Monday, July 18, 2011

Division of Labor in Marriage & Parenting

I just presented a poster about my thesis at the Mary Lou Fulton Mentored Student Research Conference last week. It was a nice refresher to look over it and it was super interesting to me now that I have a child. I also didn't really know what the heck I was doing during my master's when we did the statistical analysis and interpreted it and now I understand so much better.

Here are some of my random thoughts about the findings:

This study was interesting to me because the division of labor questionnaire included tasks that are traditionally more father oriented and childcare related such as bringing a child to activities, household repairs and teaching children physical skills etc.
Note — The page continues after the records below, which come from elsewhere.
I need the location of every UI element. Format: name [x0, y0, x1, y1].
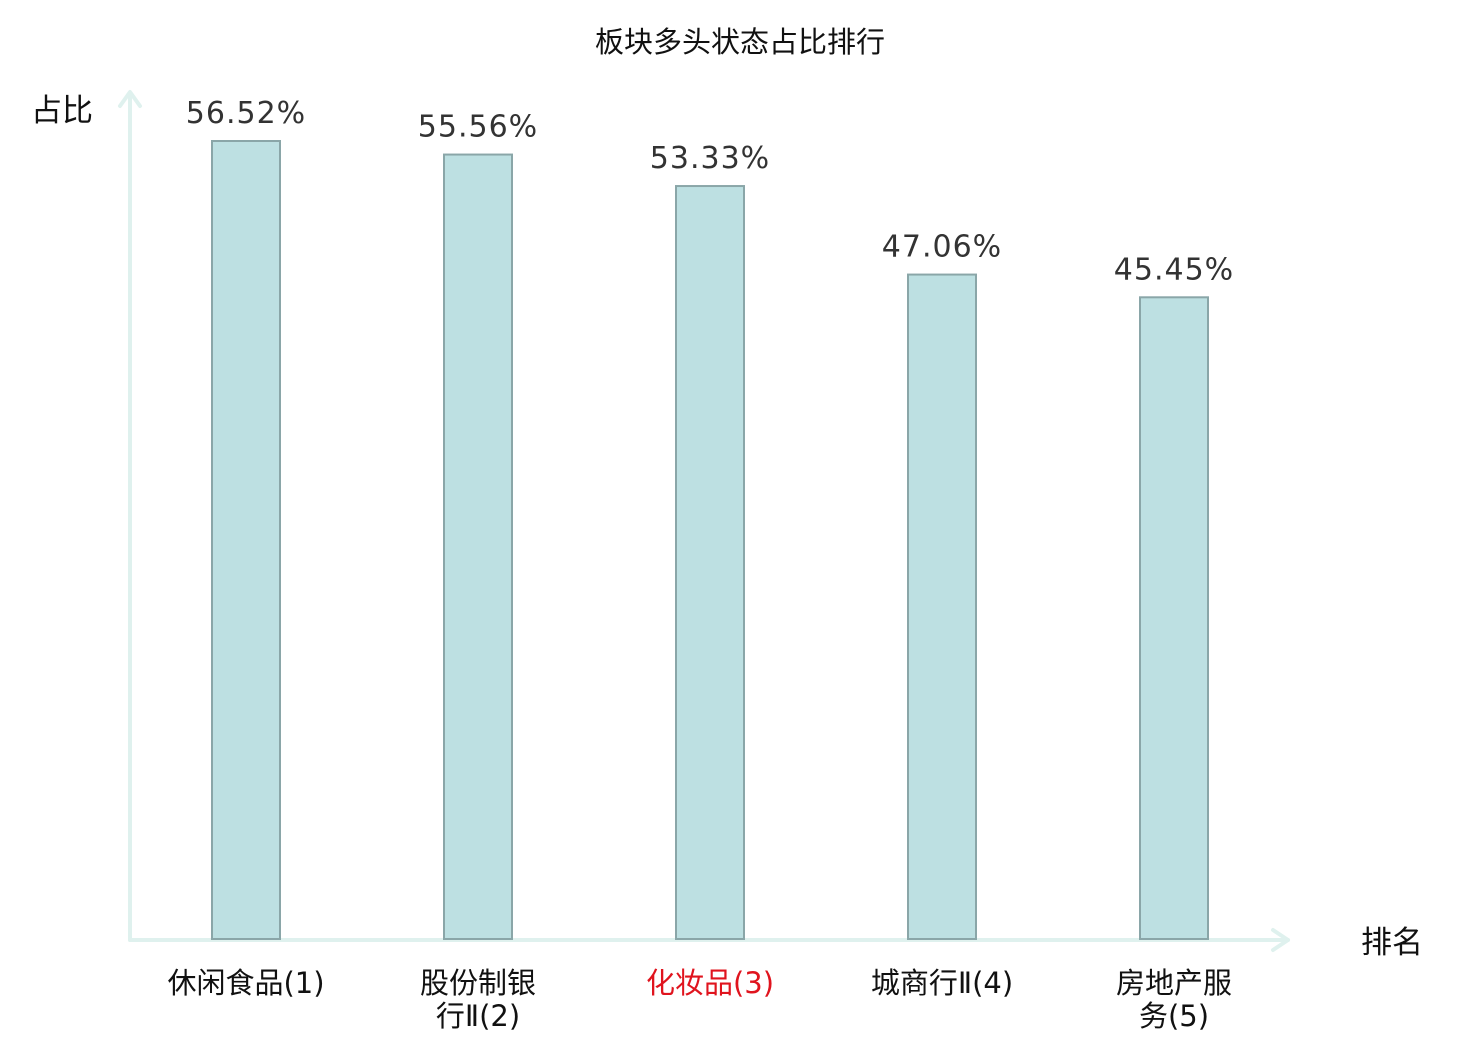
value-labels: 56.52% 55.56% 53.33% 47.06% 45.45%	[186, 96, 1234, 287]
y-axis-label: 占比	[31, 93, 93, 129]
category-label-3: 化妆品(3)	[646, 966, 774, 1000]
category-label-2-line-1: 股份制银	[420, 966, 536, 1000]
value-label-1: 56.52%	[186, 96, 306, 131]
chart-title: 板块多头状态占比排行	[595, 25, 885, 59]
value-label-3: 53.33%	[650, 141, 770, 176]
bar-2	[443, 153, 513, 940]
x-axis-arrow	[1271, 928, 1290, 952]
category-label-5-line-2: 务(5)	[1139, 999, 1209, 1033]
value-label-2: 55.56%	[418, 110, 538, 145]
bar-5	[1139, 296, 1209, 940]
category-label-2-line-2: 行Ⅱ(2)	[436, 999, 520, 1033]
category-label-5-line-1: 房地产服	[1116, 966, 1232, 1000]
category-label-4: 城商行Ⅱ(4)	[871, 966, 1013, 1000]
y-axis-arrow	[118, 90, 142, 108]
value-label-5: 45.45%	[1114, 252, 1234, 287]
bar-1	[211, 140, 281, 940]
category-label-1: 休闲食品(1)	[167, 966, 324, 1000]
x-axis-label: 排名	[1361, 925, 1423, 961]
value-label-4: 47.06%	[882, 230, 1002, 265]
bar-4	[907, 273, 977, 940]
bar-series	[211, 140, 1209, 940]
bar-3	[675, 185, 745, 940]
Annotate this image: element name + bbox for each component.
This was rare for a study to include measures like this.

I thought it spoke something to a maternal instinct that a mother would take care of their child and foster a positive parenting relationship regardless of her relationship with her husband, but that the father's marital quality was the best predictor. To me, that also proves the systemic nature of families. The couple relationship impacts children directly and indirectly.

Also, I just want to point out that only 9/336 mothers in this sample were full-time stay at home parents. About 4% of families in the US have full-time homemakers. Studies in the past have repeatedly found that regardless of hours worked outside of the home, the wife usually does more home labor and childcare tasks.

It's important as a parent to nurture your relationship with your spouse because the quality of this relationship will impact your children. I like to tell couples to go out on weekly dates as one of the first assignments when they come to therapy. As a new mother myself, I've found that nurturing my marriage improves our family life and helps my husband feel more involved and more inclined to help out. I've heard some husbands feel they are pushed to the back burner after a child is born and stay in the background until their children are gone- no wonder they don't want to help out!

Not only is egalitarian division of labor related to relationship quality, but their satisfaction with the division of labor is also directed with relationship quality. Couples should openly discuss with each other their expectations regarding division of labor so they are both happy with it.

Of course, this study has its limitations. If you're interested, you can read the whole thing here. I'm in the process of trimming it down to publish it in a journal (hopefully!).